It's been hitting badly for a little while now. I don't know how to shake it. Never have.
It comes at all the wrong times. A good talk pops up. I engage with enthusiasm. Somewhere in the air in the pause for even a breath, it breathes through me. Fills me with a desperation but nothing to run from, no battle to prepare for. Not even a simple task to be tended to.
I can't speak then. Can't move. The dread, the clenching teeth, my own last breath lingers as a possibility. It doesn't seem far off. The worst part is when I look at them, they're not there. In my eyes maybe, but every other sense says "all is lost".
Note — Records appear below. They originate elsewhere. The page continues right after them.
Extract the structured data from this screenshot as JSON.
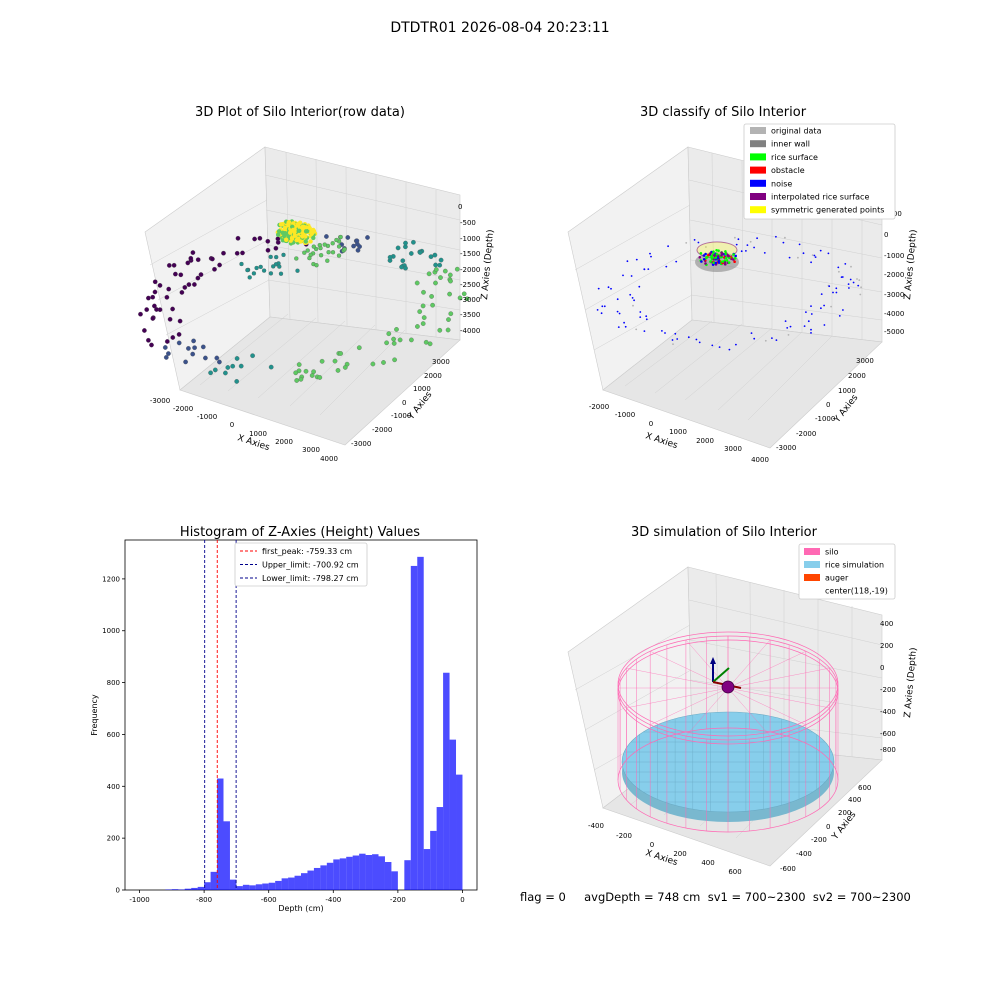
{
  "figure": {
    "suptitle": "DTDTR01 2026-08-04 20:23:11",
    "status_text": "flag = 0     avgDepth = 748 cm  sv1 = 700~2300  sv2 = 700~2300"
  },
  "chart_data": [
    {
      "type": "scatter3d",
      "title": "3D Plot of Silo Interior(row data)",
      "xlabel": "X Axies",
      "ylabel": "Y Axies",
      "zlabel": "Z Axies (Depth)",
      "xticks": [
        "-3000",
        "-2000",
        "-1000",
        "0",
        "1000",
        "2000",
        "3000",
        "4000"
      ],
      "yticks": [
        "-3000",
        "-2000",
        "-1000",
        "0",
        "1000",
        "2000",
        "3000"
      ],
      "zticks": [
        "0",
        "-500",
        "-1000",
        "-1500",
        "-2000",
        "-2500",
        "-3000",
        "-3500",
        "-4000"
      ],
      "xlim": [
        -3200,
        4200
      ],
      "ylim": [
        -3500,
        3500
      ],
      "zlim": [
        -4200,
        200
      ],
      "colormap": [
        "#440154",
        "#3b528b",
        "#21918c",
        "#5ec962",
        "#fde725"
      ],
      "grid": true
    },
    {
      "type": "scatter3d",
      "title": "3D classify of Silo Interior",
      "xlabel": "X Axies",
      "ylabel": "Y Axies",
      "zlabel": "Z Axies (Depth)",
      "xticks": [
        "-2000",
        "-1000",
        "0",
        "1000",
        "2000",
        "3000",
        "4000"
      ],
      "yticks": [
        "-3000",
        "-2000",
        "-1000",
        "0",
        "1000",
        "2000",
        "3000"
      ],
      "zticks": [
        "1000",
        "0",
        "-1000",
        "-2000",
        "-3000",
        "-4000",
        "-5000"
      ],
      "xlim": [
        -2500,
        4200
      ],
      "ylim": [
        -3500,
        3500
      ],
      "zlim": [
        -5500,
        1200
      ],
      "legend_position": "top-right",
      "legend": [
        {
          "label": "original data",
          "color": "#b3b3b3"
        },
        {
          "label": "inner wall",
          "color": "#808080"
        },
        {
          "label": "rice surface",
          "color": "#00ff00"
        },
        {
          "label": "obstacle",
          "color": "#ff0000"
        },
        {
          "label": "noise",
          "color": "#0000ff"
        },
        {
          "label": "interpolated rice surface",
          "color": "#800080"
        },
        {
          "label": "symmetric generated points",
          "color": "#ffff00"
        }
      ],
      "grid": true
    },
    {
      "type": "bar",
      "title": "Histogram of Z-Axies (Height) Values",
      "xlabel": "Depth (cm)",
      "ylabel": "Frequency",
      "xlim": [
        -1045,
        45
      ],
      "ylim": [
        0,
        1350
      ],
      "xticks": [
        -1000,
        -800,
        -600,
        -400,
        -200,
        0
      ],
      "yticks": [
        0,
        200,
        400,
        600,
        800,
        1000,
        1200
      ],
      "bar_color": "#0000ff",
      "bin_width": 20,
      "bins": [
        {
          "x0": -1000,
          "value": 0
        },
        {
          "x0": -980,
          "value": 0
        },
        {
          "x0": -960,
          "value": 0
        },
        {
          "x0": -920,
          "value": 2
        },
        {
          "x0": -900,
          "value": 3
        },
        {
          "x0": -880,
          "value": 2
        },
        {
          "x0": -860,
          "value": 5
        },
        {
          "x0": -840,
          "value": 8
        },
        {
          "x0": -820,
          "value": 12
        },
        {
          "x0": -800,
          "value": 30
        },
        {
          "x0": -780,
          "value": 70
        },
        {
          "x0": -760,
          "value": 430
        },
        {
          "x0": -740,
          "value": 265
        },
        {
          "x0": -720,
          "value": 40
        },
        {
          "x0": -700,
          "value": 15
        },
        {
          "x0": -680,
          "value": 20
        },
        {
          "x0": -660,
          "value": 18
        },
        {
          "x0": -640,
          "value": 22
        },
        {
          "x0": -620,
          "value": 25
        },
        {
          "x0": -600,
          "value": 28
        },
        {
          "x0": -580,
          "value": 35
        },
        {
          "x0": -560,
          "value": 45
        },
        {
          "x0": -540,
          "value": 48
        },
        {
          "x0": -520,
          "value": 55
        },
        {
          "x0": -500,
          "value": 65
        },
        {
          "x0": -480,
          "value": 75
        },
        {
          "x0": -460,
          "value": 85
        },
        {
          "x0": -440,
          "value": 95
        },
        {
          "x0": -420,
          "value": 105
        },
        {
          "x0": -400,
          "value": 118
        },
        {
          "x0": -380,
          "value": 122
        },
        {
          "x0": -360,
          "value": 128
        },
        {
          "x0": -340,
          "value": 133
        },
        {
          "x0": -320,
          "value": 140
        },
        {
          "x0": -300,
          "value": 135
        },
        {
          "x0": -280,
          "value": 138
        },
        {
          "x0": -260,
          "value": 130
        },
        {
          "x0": -240,
          "value": 108
        },
        {
          "x0": -220,
          "value": 72
        },
        {
          "x0": -200,
          "value": 0
        },
        {
          "x0": -180,
          "value": 115
        },
        {
          "x0": -160,
          "value": 1250
        },
        {
          "x0": -140,
          "value": 1285
        },
        {
          "x0": -120,
          "value": 158
        },
        {
          "x0": -100,
          "value": 228
        },
        {
          "x0": -80,
          "value": 320
        },
        {
          "x0": -60,
          "value": 838
        },
        {
          "x0": -40,
          "value": 580
        },
        {
          "x0": -20,
          "value": 445
        }
      ],
      "vlines": [
        {
          "label": "first_peak: -759.33 cm",
          "x": -759.33,
          "color": "#ff0000"
        },
        {
          "label": "Upper_limit: -700.92 cm",
          "x": -700.92,
          "color": "#00008b"
        },
        {
          "label": "Lower_limit: -798.27 cm",
          "x": -798.27,
          "color": "#00008b"
        }
      ],
      "legend_position": "top-center"
    },
    {
      "type": "surface3d",
      "title": "3D simulation of Silo Interior",
      "xlabel": "X Axies",
      "ylabel": "Y Axies",
      "zlabel": "Z Axies (Depth)",
      "xticks": [
        "-400",
        "-200",
        "0",
        "200",
        "400",
        "600"
      ],
      "yticks": [
        "-600",
        "-400",
        "-200",
        "0",
        "200",
        "400",
        "600"
      ],
      "zticks": [
        "400",
        "200",
        "0",
        "-200",
        "-400",
        "-600",
        "-800"
      ],
      "xlim": [
        -500,
        750
      ],
      "ylim": [
        -700,
        700
      ],
      "zlim": [
        -900,
        450
      ],
      "legend_position": "top-right",
      "legend": [
        {
          "label": "silo",
          "color": "#ff69b4"
        },
        {
          "label": "rice simulation",
          "color": "#87ceeb"
        },
        {
          "label": "auger",
          "color": "#ff4500"
        },
        {
          "label": "center(118,-19)",
          "color": ""
        }
      ],
      "grid": true
    }
  ]
}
Just like that. No solution, no trial to win. Just everything gone. And then me alone. With it.
I should be using the glimmers of good things, beloved things, to keep it at bay. But it takes them.
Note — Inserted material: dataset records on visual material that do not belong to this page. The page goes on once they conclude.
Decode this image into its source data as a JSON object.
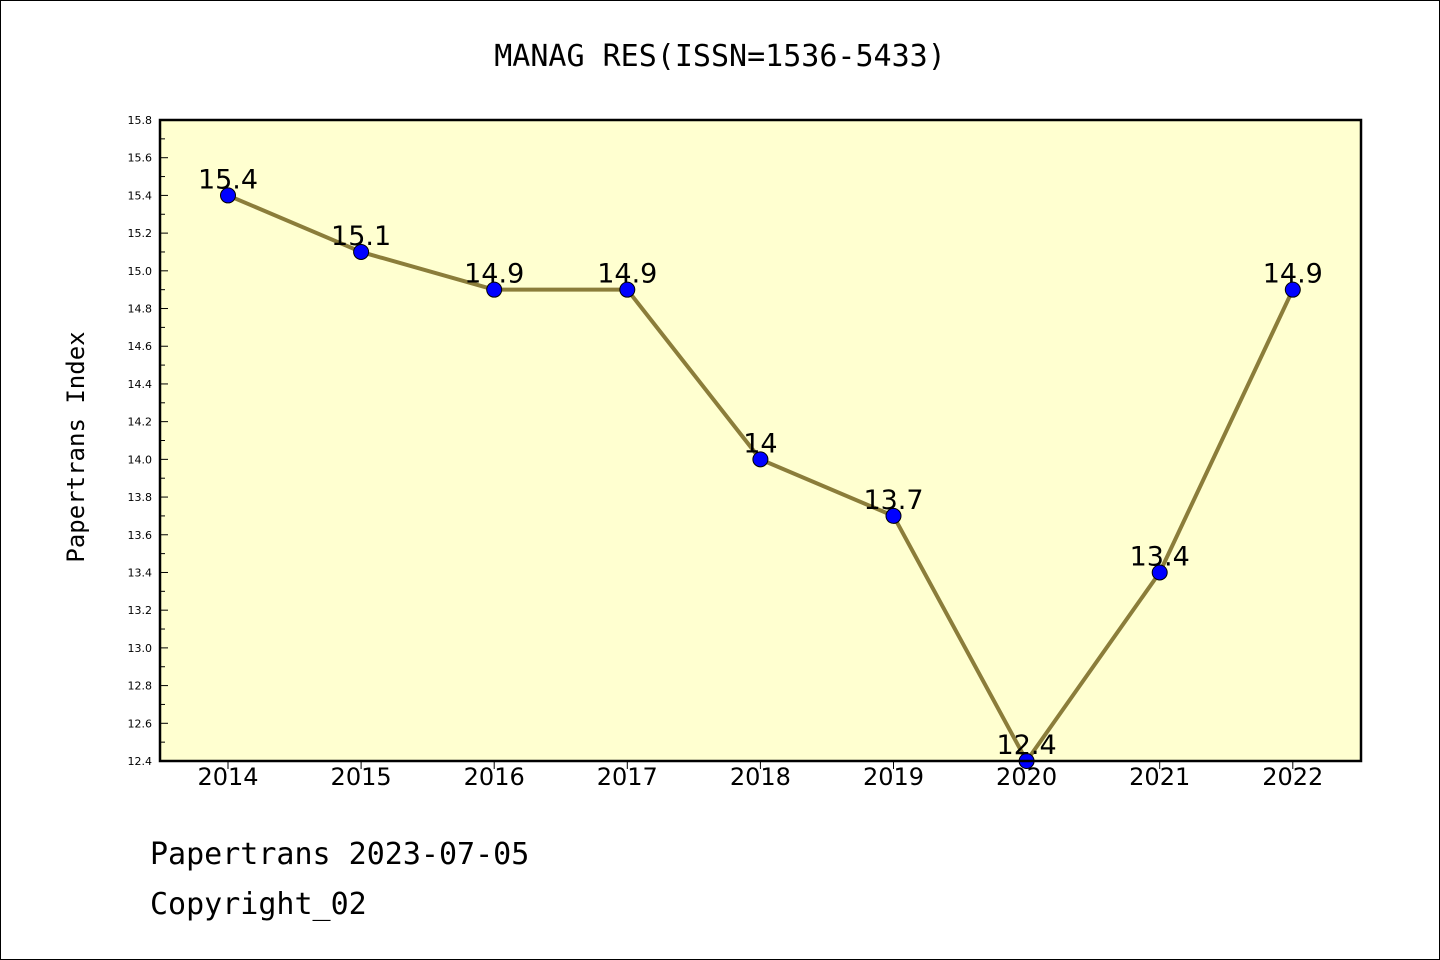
{
  "chart_data": {
    "type": "line",
    "title": "MANAG RES(ISSN=1536-5433)",
    "ylabel": "Papertrans Index",
    "xlabel": "",
    "categories": [
      "2014",
      "2015",
      "2016",
      "2017",
      "2018",
      "2019",
      "2020",
      "2021",
      "2022"
    ],
    "values": [
      15.4,
      15.1,
      14.9,
      14.9,
      14.0,
      13.7,
      12.4,
      13.4,
      14.9
    ],
    "data_labels": [
      "15.4",
      "15.1",
      "14.9",
      "14.9",
      "14",
      "13.7",
      "12.4",
      "13.4",
      "14.9"
    ],
    "ylim": [
      12.4,
      15.8
    ],
    "yticks": [
      "12.4",
      "12.6",
      "12.8",
      "13.0",
      "13.2",
      "13.4",
      "13.6",
      "13.8",
      "14.0",
      "14.2",
      "14.4",
      "14.6",
      "14.8",
      "15.0",
      "15.2",
      "15.4",
      "15.6",
      "15.8"
    ],
    "grid": false,
    "colors": {
      "plot_background": "#ffffd0",
      "line": "#8b7d3a",
      "marker": "#0000ff"
    }
  },
  "footer": {
    "line1": "Papertrans 2023-07-05",
    "line2": "Copyright_02"
  }
}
At night, in the whir of fans and the thick cold air, I scream. Like someone not quite human. In the dark of the store, locked in, alone, double, triple checking everything is done. I need to scream. To wail. It's maybe one of the few things that gives me a moment of release.
But it still waits. It sits with me at night, until my body finally gives in. And I feel it there sometimes.
I want my life back. Sometimes I can't even remember when I didn't feel this way. Maybe I never have.
She's made moments so beautiful and perfect it had to lay down somewhere it couldn't touch me. Freddie gives me so much joy, so many moments of it.
I feel like I'm losing time. I feel like I'm losing everything. Sometimes.